Dans la boîte, trois cailloux, un bleu, un blanc, un rouge. Trois feuilles blanches.
Marie en prend une et lit les mots rouges.
Si j'étais rouge, je serais le Petit Chaperon.
Si j'étais rouge, je serais le sang neuf qui circule dans tes veines.
Si j'étais rouge, je serais la révolution permanente.
Si j'étais rouge, je serais ce coquelicot porté en signe de deuil, en hommage aux britanniques victimes des guerres.
Si j'étais rouge, je serais les cerises du chant « Le temps des …

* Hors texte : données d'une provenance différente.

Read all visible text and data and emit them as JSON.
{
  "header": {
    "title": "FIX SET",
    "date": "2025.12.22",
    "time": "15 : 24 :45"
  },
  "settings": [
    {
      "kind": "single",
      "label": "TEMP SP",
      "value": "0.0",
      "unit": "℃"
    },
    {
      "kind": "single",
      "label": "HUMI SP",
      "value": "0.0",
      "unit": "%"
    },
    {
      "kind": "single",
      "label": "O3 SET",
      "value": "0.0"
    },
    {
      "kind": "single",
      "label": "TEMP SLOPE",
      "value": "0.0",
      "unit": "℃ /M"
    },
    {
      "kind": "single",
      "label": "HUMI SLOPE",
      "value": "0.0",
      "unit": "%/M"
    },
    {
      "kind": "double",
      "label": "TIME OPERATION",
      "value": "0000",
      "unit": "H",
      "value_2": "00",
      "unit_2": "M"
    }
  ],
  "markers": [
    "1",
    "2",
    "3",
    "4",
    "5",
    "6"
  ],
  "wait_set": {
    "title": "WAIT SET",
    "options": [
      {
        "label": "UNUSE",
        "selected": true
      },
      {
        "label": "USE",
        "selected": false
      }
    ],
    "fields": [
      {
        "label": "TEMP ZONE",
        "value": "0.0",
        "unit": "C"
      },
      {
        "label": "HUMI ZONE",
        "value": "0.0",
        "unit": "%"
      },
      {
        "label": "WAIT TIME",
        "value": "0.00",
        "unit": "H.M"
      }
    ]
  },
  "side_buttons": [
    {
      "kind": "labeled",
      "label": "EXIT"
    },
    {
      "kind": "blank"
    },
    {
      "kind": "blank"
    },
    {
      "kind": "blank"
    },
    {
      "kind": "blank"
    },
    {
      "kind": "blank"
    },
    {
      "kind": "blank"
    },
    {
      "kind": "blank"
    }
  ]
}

Si j'étais rouge, je serais la coccinelle, amie des jardins.
Si j'étais rouge, je serais le rouge à lèvres des baisers.
Si j'étais rouge, je serais le rideau d'un théâtre.
Si j'étais rouge, je ne serais jamais la colère, qui est mauvaise conseillère ;
Si j'étais rouge, je ne serais jamais le rouge de la honte, qui détruit.
Sur la feuille où sont écrits des mots bleus, elle lit :
Bleus comme tes yeux.
Bleus comme le ciel d'une peinture italienne.
Bleu comme l'Océan Atlantique.
Bleu comme une orange.
Bleu comme les rêves.
Bleu comme le Lotus.
Bleu comme le Beau Danube.
Bleu comme le Grand Bleu
Bleu comme le fromage.
Bleu comme les Touaregs.
Bleu comme les myosotis.
Bleu comme un champ de lavande.
Bleu comme un cordon-bleu.
Bleu comme le divan.
Bleu comme les mains des ouvrières cousant la toile denim.
Bleu comme ce froid dont jamais aucun humain ne devrait être victime.
Bleu comme le bleuet, chassé par les désherbants sélectifs.
Mais oublions ces inepties de sang bleu.
Mettons de côté les bleus à l'âme et de la chair. Que plus aucune femme ne tombe dans les filets suaves d'un Barbe-Bleue.
La feuille blanche est vierge de toute inscription. Marie prend le stylo laissé sur le banc. Ecrit ces mots :
Je ne suis ni blanche, ni noire.
Je suis une petite fille, parmi les petites filles.
Je suis l'amie d'Emmanuelle, hémiplégique.
Je suis l'amie de Léa, autiste.
Je suis l'amie de Rebecca, violée.
Je suis l'amie de Fatia, en burka.
Je suis l'amie de Samira, excisée.
Je suis l'amie d'Indira, brûlée à l'acide.
Je suis l'amie de Sonia, prostituée sur un trottoir d'Europe de l'Ouest.
Je suis l'amie de Natalia, derrière les barreaux d'un centre de rétention.
Je suis l'amie d'Alliya l'égyptienne.
Je suis l'amie de Siham, lapidée.
Je suis l'amie de toutes ces petites filles, vendues, mariées de force, obligées de travailler…
Nous, petites filles, iront de par le monde, dire que nous voulons grandir dans une société de justice et d'égalité, sans tortures ni esclavages, où les femmes seront respectées, dignes et reconnues.
Marie prend les trois cailloux. Sur la place, une marelle. Elle y lance ses cailloux.
Saute à cloche-pied, à pieds joints. Recommence.